Clare in the Community was created by actor, reviewer and, most notably, illustrator and cartoonist Harry Venning (born in Wembley 1959). It was originally designed as a cartoon strip for the social work magazine Care Weekly but publication of the magazine was stopped after just six weeks. The strip later transferred over to The Guardian newspaper in 1996, which has been its home ever since. It can be found every Wednesday in the society section of the newspaper. Venning also writes the Hamlet cartoon strip which can be found in The Stage.
The radio version of the show began in November 1996 when a social worker who was reading The Guardian told her son Anil Gupta, a producer at the BBC, about the cartoon strip. Gupta thought that it had potential to work as a comedy and so sent the writer a letter, asking if they could arrange a meeting to discuss adapting Clare in the Community into a television sitcom. At first Venning thought that the BBC wanted to just buy the idea, when in fact they wanted him to write the scripts too. When he realised this, Venning called up his friend and writing partner David Ramsden to help work on the script.
The techniques that Venning and Ramsden used to write the script consisted of watching episodes of Friends, Seinfeld and Frasier as "research", having a moan, followed by a one hour writing session at the computer, before going to the pub for another moan about how hard it was to write a sitcom.
After the first script was written, which was a pilot introducing each one of the characters, a meeting was called up between Venning and Ramsden and the head of BBC comedy, Geoffrey Perkins, to discuss the project. The reaction from Perkins was disappointing, the executive said that it wasn't a script but "a string of jokes, with dialogue in between." Gupta convinced them that Perkins actually thought that their script was positive so they were sent away to write another script. The method of moaning and "researching" other sitcoms had now proved successful. The next script that the duo sent to the BBC was impressive and worthy of a read through. Gupta organised some casting sessions and the script was performed in front of an invited audience in the BBC rehearsal rooms in June 1998. The first person to take the lead role of Clare was the actress Nicola Walker (Spooks, Dalziel and Pascoe) who "... combined deadpan and sexy to devastating effect." The performance was watched by the BBC commissioning editor and controller of BBC1, Peter Salmon. The overall impression from the small audience seemed to be satisfactory but Salmon didn't enjoy the idea of a social worker sitcom. He didn't think it was a winning idea and so wanted another script from Venning and Ramsden. By the time the writers had come up with a new episode, it was eighteen months later and the BBC had moved on. Anil Gupta began creating his own production company and the BBC had left them behind. Gupta presented Venning and Ramsden with an agent, as he was now too busy setting up his company.
During 2000 and 2001, Venning and Ramsden were contracted by controller Sioned Wiliam at ITV who seemed impressed with their script. They later approached Tiger Aspect Productions, who agreed to produce the show. The second person to take the role of Clare was the comedic actress Julia Sawalha (Absolutely Fabulous, Jonathan Creek) who "turned in a characteristically brilliant performance." The audience reception of the pilot was optimistic and so the twenty two minute sitcom was sent to David Liddiment (who was, at the time, head of ITV). It took months for Liddiment to finally get round to watching the episode but, when he eventually did, his response was positive. However, only days later, he was sacked from his job and any hopes of broadcasting the show pretty much disappeared. The pilot was never broadcast and ITV and Tiger Aspect dropped Clare in the Community.

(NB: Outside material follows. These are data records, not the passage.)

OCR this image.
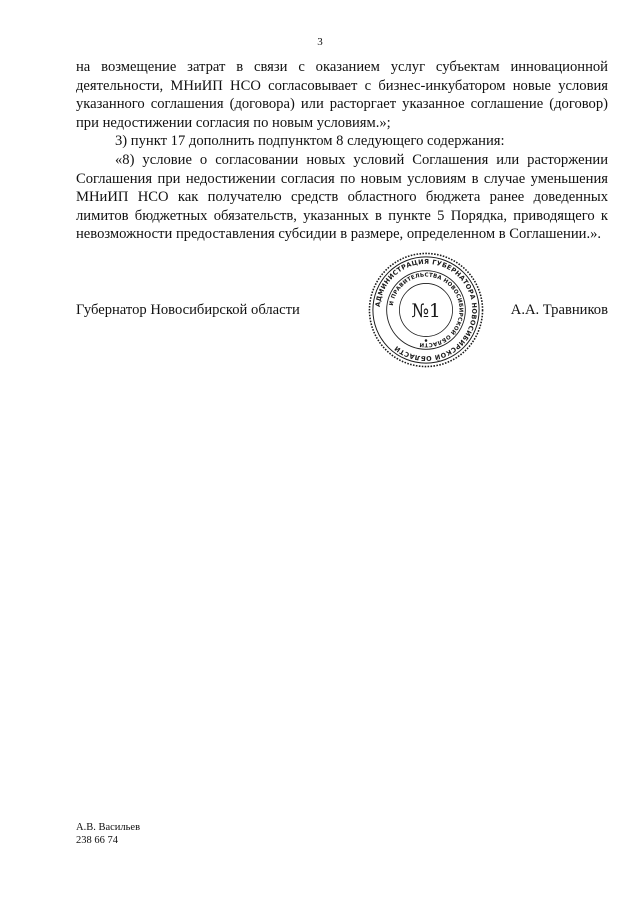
3

на возмещение затрат в связи с оказанием услуг субъектам инновационной деятельности, МНиИП НСО согласовывает с бизнес-инкубатором новые условия указанного соглашения (договора) или расторгает указанное соглашение (договор) при недостижении согласия по новым условиям.»;

3) пункт 17 дополнить подпунктом 8 следующего содержания:

«8) условие о согласовании новых условий Соглашения или расторжении Соглашения при недостижении согласия по новым условиям в случае уменьшения МНиИП НСО как получателю средств областного бюджета ранее доведенных лимитов бюджетных обязательств, указанных в пункте 5 Порядка, приводящего к невозможности предоставления субсидии в размере, определенном в Соглашении.».

Губернатор Новосибирской области	А.А. Травников
АДМИНИСТРАЦИЯ ГУБЕРНАТОРА НОВОСИБИРСКОЙ ОБЛАСТИ
И ПРАВИТЕЛЬСТВА НОВОСИБИРСКОЙ ОБЛАСТИ
№1
А.В. Васильев
238 66 74
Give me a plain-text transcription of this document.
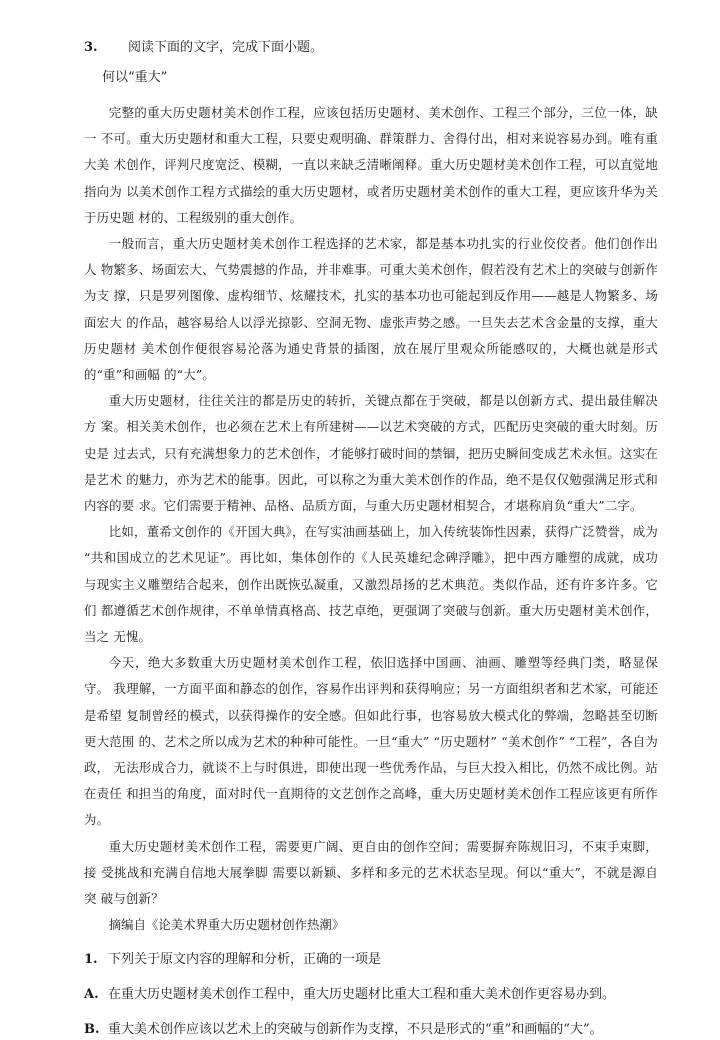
3. 阅读下面的文字，完成下面小题。
何以“重大”

完整的重大历史题材美术创作工程，应该包括历史题材、美术创作、工程三个部分，三位一体，缺一 不可。重大历史题材和重大工程，只要史观明确、群策群力、舍得付出，相对来说容易办到。唯有重大美 术创作，评判尺度宽泛、模糊，一直以来缺乏清晰阐释。重大历史题材美术创作工程，可以直觉地指向为 以美术创作工程方式描绘的重大历史题材，或者历史题材美术创作的重大工程，更应该升华为关于历史题 材的、工程级别的重大创作。

一般而言，重大历史题材美术创作工程选择的艺术家，都是基本功扎实的行业佼佼者。他们创作出人 物繁多、场面宏大、气势震撼的作品，并非难事。可重大美术创作，假若没有艺术上的突破与创新作为支 撑，只是罗列图像、虚构细节、炫耀技术，扎实的基本功也可能起到反作用——越是人物繁多、场面宏大 的作品，越容易给人以浮光掠影、空洞无物、虚张声势之感。一旦失去艺术含金量的支撑，重大历史题材 美术创作便很容易沦落为通史背景的插图，放在展厅里观众所能感叹的，大概也就是形式的“重”和画幅 的“大”。

重大历史题材，往往关注的都是历史的转折，关键点都在于突破，都是以创新方式、提出最佳解决方 案。相关美术创作，也必须在艺术上有所建树——以艺术突破的方式，匹配历史突破的重大时刻。历史是 过去式，只有充满想象力的艺术创作，才能够打破时间的禁锢，把历史瞬间变成艺术永恒。这实在是艺术 的魅力，亦为艺术的能事。因此，可以称之为重大美术创作的作品，绝不是仅仅勉强满足形式和内容的要 求。它们需要于精神、品格、品质方面，与重大历史题材相契合，才堪称肩负“重大”二字。

比如，董希文创作的《开国大典》，在写实油画基础上，加入传统装饰性因素，获得广泛赞誉，成为 “共和国成立的艺术见证”。再比如，集体创作的《人民英雄纪念碑浮雕》，把中西方雕塑的成就，成功 与现实主义雕塑结合起来，创作出既恢弘凝重，又激烈昂扬的艺术典范。类似作品，还有许多许多。它们 都遵循艺术创作规律，不单单情真格高、技艺卓绝，更强调了突破与创新。重大历史题材美术创作，当之 无愧。

今天，绝大多数重大历史题材美术创作工程，依旧选择中国画、油画、雕塑等经典门类，略显保守。 我理解，一方面平面和静态的创作，容易作出评判和获得响应；另一方面组织者和艺术家，可能还是希望 复制曾经的模式，以获得操作的安全感。但如此行事，也容易放大模式化的弊端，忽略甚至切断更大范围 的、艺术之所以成为艺术的种种可能性。一旦“重大” “历史题材” “美术创作” “工程”，各自为政， 无法形成合力，就谈不上与时俱进，即使出现一些优秀作品，与巨大投入相比，仍然不成比例。站在责任 和担当的角度，面对时代一直期待的文艺创作之高峰，重大历史题材美术创作工程应该更有所作为。

重大历史题材美术创作工程，需要更广阔、更自由的创作空间；需要摒弃陈规旧习，不束手束脚，接 受挑战和充满自信地大展拳脚 需要以新颖、多样和多元的艺术状态呈现。何以“重大”，不就是源自突 破与创新？

摘编自《论美术界重大历史题材创作热潮》

1. 下列关于原文内容的理解和分析，正确的一项是
A. 在重大历史题材美术创作工程中，重大历史题材比重大工程和重大美术创作更容易办到。
B. 重大美术创作应该以艺术上的突破与创新作为支撑，不只是形式的“重”和画幅的“大”。
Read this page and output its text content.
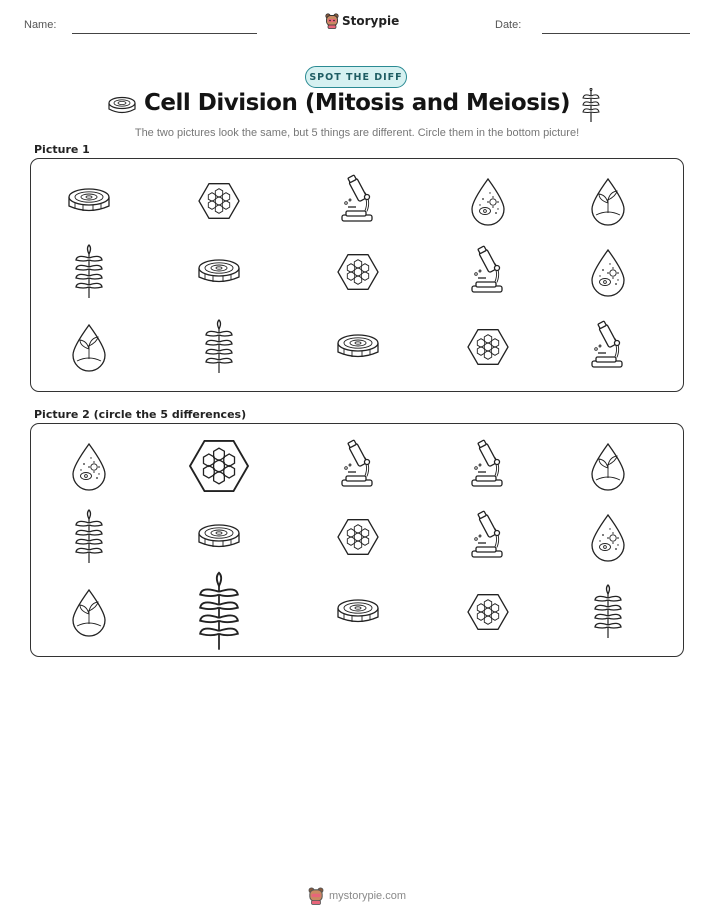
Name:	Storypie	Date:
SPOT THE DIFF
Cell Division (Mitosis and Meiosis)
The two pictures look the same, but 5 things are different. Circle them in the bottom picture!
Picture 1
Picture 2 (circle the 5 differences)
mystorypie.com
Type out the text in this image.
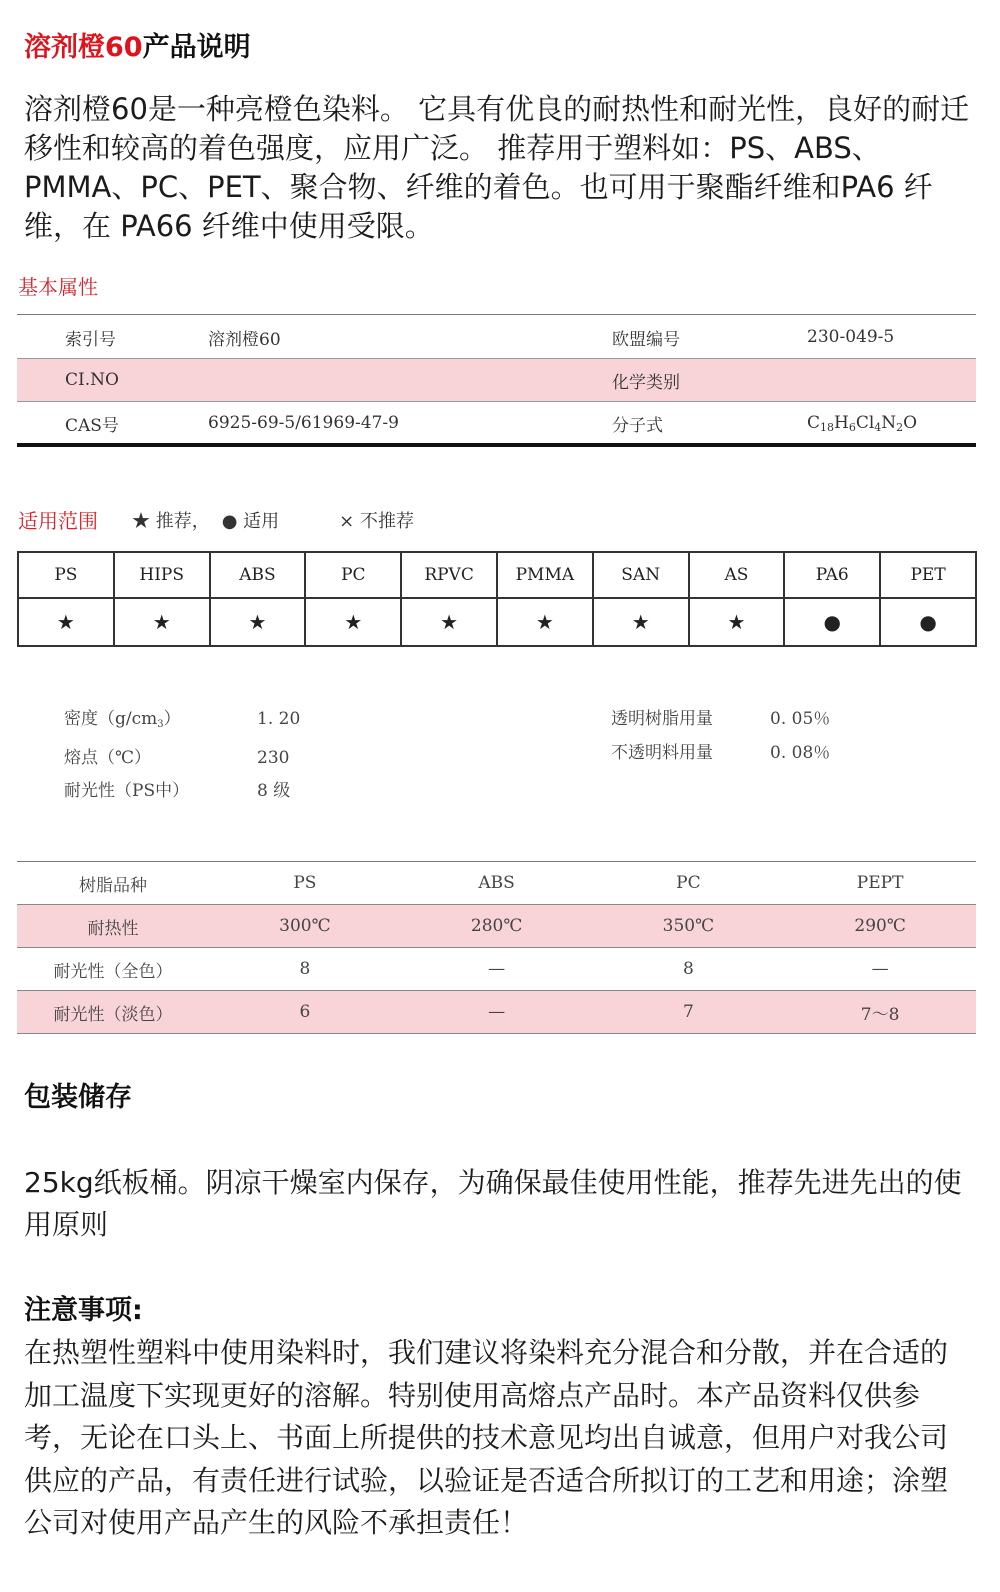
溶剂橙60产品说明
溶剂橙60是一种亮橙色染料。 它具有优良的耐热性和耐光性，良好的耐迁移性和较高的着色强度，应用广泛。 推荐用于塑料如：PS、ABS、PMMA、PC、PET、聚合物、纤维的着色。也可用于聚酯纤维和PA6 纤维，在 PA66 纤维中使用受限。
基本属性
索引号	溶剂橙60	欧盟编号	230-049-5
CI.NO		化学类别	
CAS号	6925-69-5/61969-47-9	分子式	$C_{18}H_6Cl_4N_2O$
适用范围 ★ 推荐， ● 适用	× 不推荐
PS	HIPS	ABS	PC	RPVC	PMMA	SAN	AS	PA6	PET
★	★	★	★	★	★	★	★	●	●
密度$(g/cm_3)$	1. 20
熔点（℃）	230
耐光性（PS中）	8 级
透明树脂用量	0. 05％
不透明料用量	0. 08％
树脂品种	PS	ABS	PC	PEPT
耐热性	300℃	280℃	350℃	290℃
耐光性（全色）	8	—	8	—
耐光性（淡色）	6	—	7	7～8
包装储存
25kg纸板桶。阴凉干燥室内保存，为确保最佳使用性能，推荐先进先出的使用原则
注意事项:
在热塑性塑料中使用染料时，我们建议将染料充分混合和分散，并在合适的加工温度下实现更好的溶解。特别使用高熔点产品时。本产品资料仅供参考，无论在口头上、书面上所提供的技术意见均出自诚意，但用户对我公司供应的产品，有责任进行试验，以验证是否适合所拟订的工艺和用途；涂塑公司对使用产品产生的风险不承担责任！
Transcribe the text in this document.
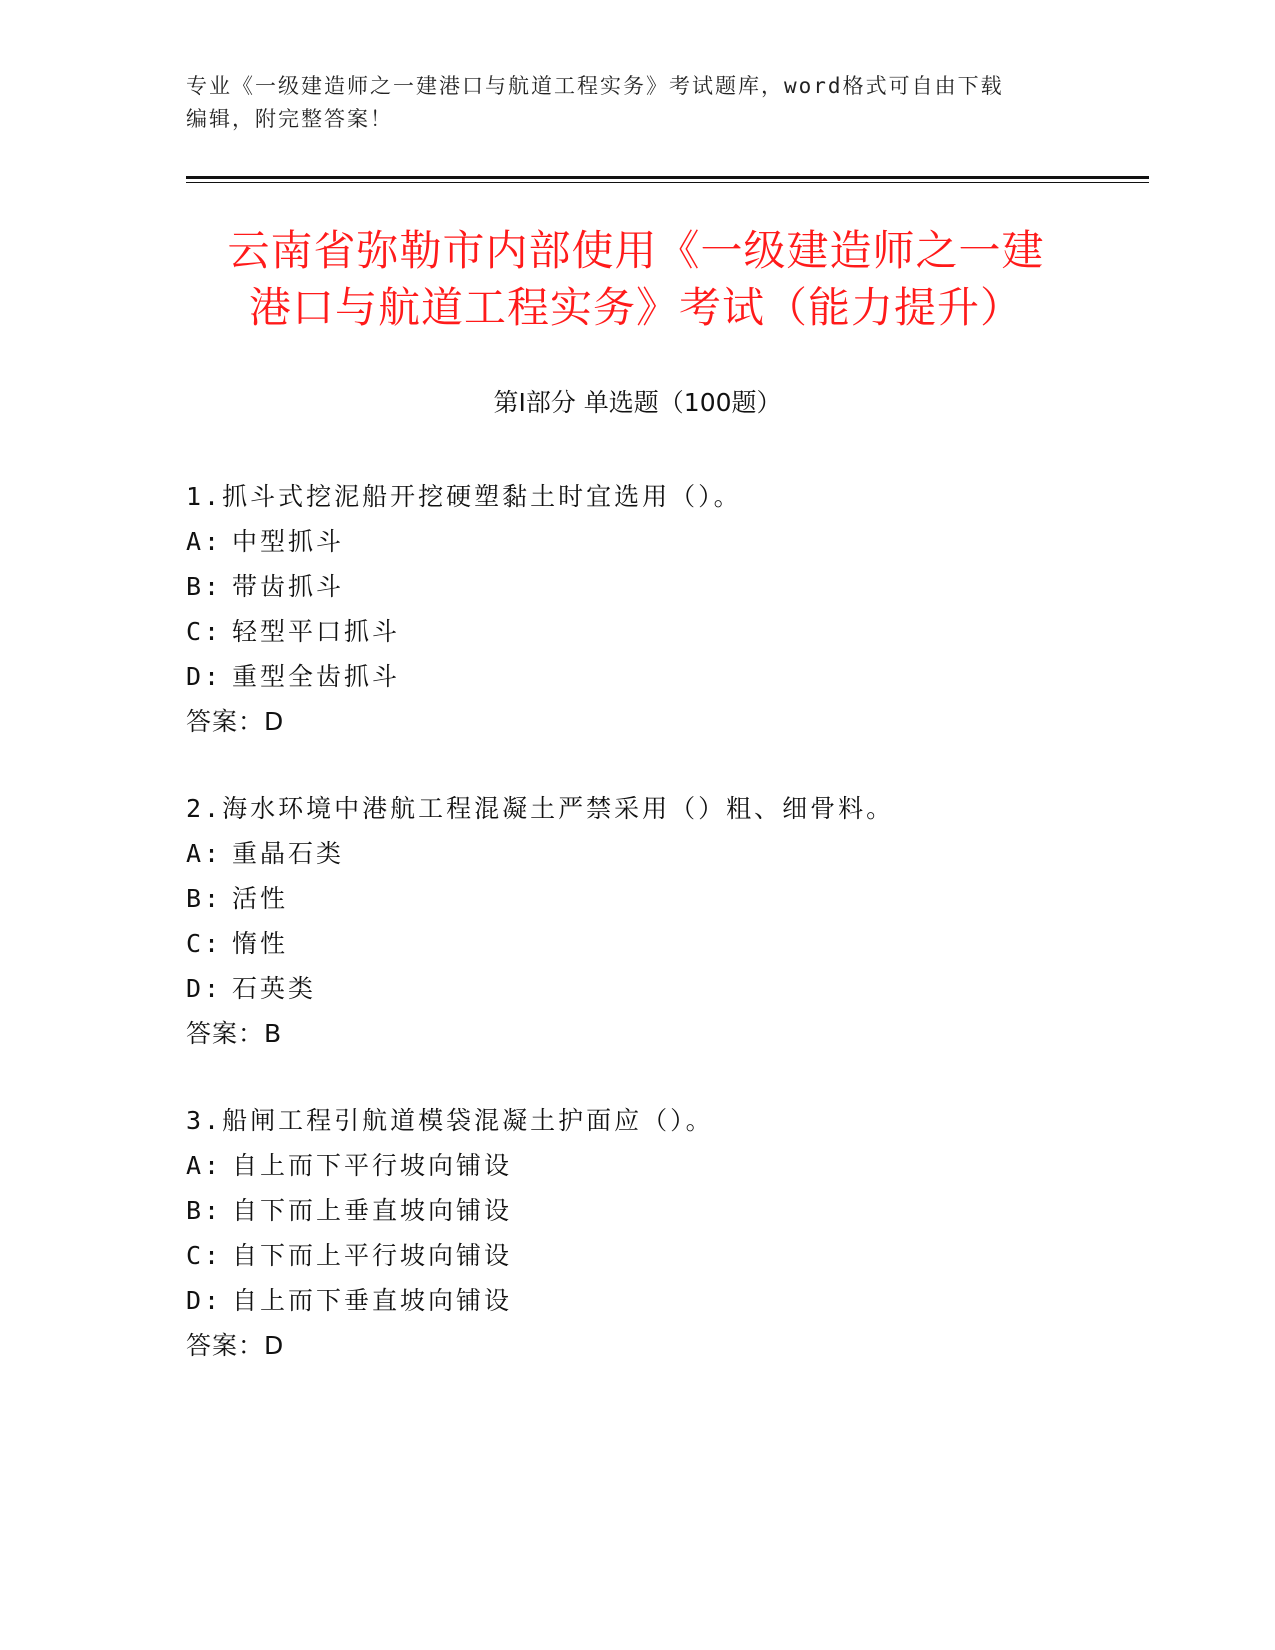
专业《一级建造师之一建港口与航道工程实务》考试题库，word格式可自由下载
编辑，附完整答案！
云南省弥勒市内部使用《一级建造师之一建
港口与航道工程实务》考试（能力提升）
第Ⅰ部分 单选题（100题）
1.抓斗式挖泥船开挖硬塑黏土时宜选用（）。
A: 中型抓斗
B: 带齿抓斗
C: 轻型平口抓斗
D: 重型全齿抓斗
答案：D
2.海水环境中港航工程混凝土严禁采用（）粗、细骨料。
A: 重晶石类
B: 活性
C: 惰性
D: 石英类
答案：B
3.船闸工程引航道模袋混凝土护面应（）。
A: 自上而下平行坡向铺设
B: 自下而上垂直坡向铺设
C: 自下而上平行坡向铺设
D: 自上而下垂直坡向铺设
答案：D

However, in December 2003, BBC producer Paul Schlesinger suggested to the writing duo that they should try to create Clare in the Community as a radio programme. As Harry and David were both keen radio comedy fans, they took the offer and were commissioned to write a six-part radio series adaptation. They had written six episodes within six months. In 2004, Clare in the Community was finally on air, this time with comedian Sally Phillips (Smack the Pony, Green Wing, I'm Alan Partridge) in the title role. Her "odd brand of narcissistic benevolence" was prasied as being "the lynchpin to this excellent show." Series 1 proved to be an immediate success, and sported other famous talent such as Nina Conti (stand-up comic and ventriloquist); Alex Lowe (Fun at the Funeral Parlour, The Peter Serafinowicz Show); Richard Lumsden (Is It Legal?, The Catharine Tate Show); Andrew Wincott (Adam in The Archers); Ellen Thomas (Teachers); and Gemma Craven (The Clinic, an award-winning Irish television medical drama, Pennies From Heaven and two time guest on The Morecambe and Wise Show). Liza Tarbuck (Linda Green, Bonkers) took over from Gemma Craven from series 5 onwards. Sarah Kendall (Beehive and Australian stand-up) plays a new character after Ellen Thomas' departure after Series 5.
The producer for the show is Katie Tyrrell (The Now Show, The News Quiz). Described as "infinitely patient, endlessly resourceful and multi-talented", Tyrrell helped the sitcom win bronze in the Sony Radio Academy Awards of 2005. The Sony Radio Academy Awards said that the series had "A completely engaging narrative, beautifully observed characters and lots of very funny material."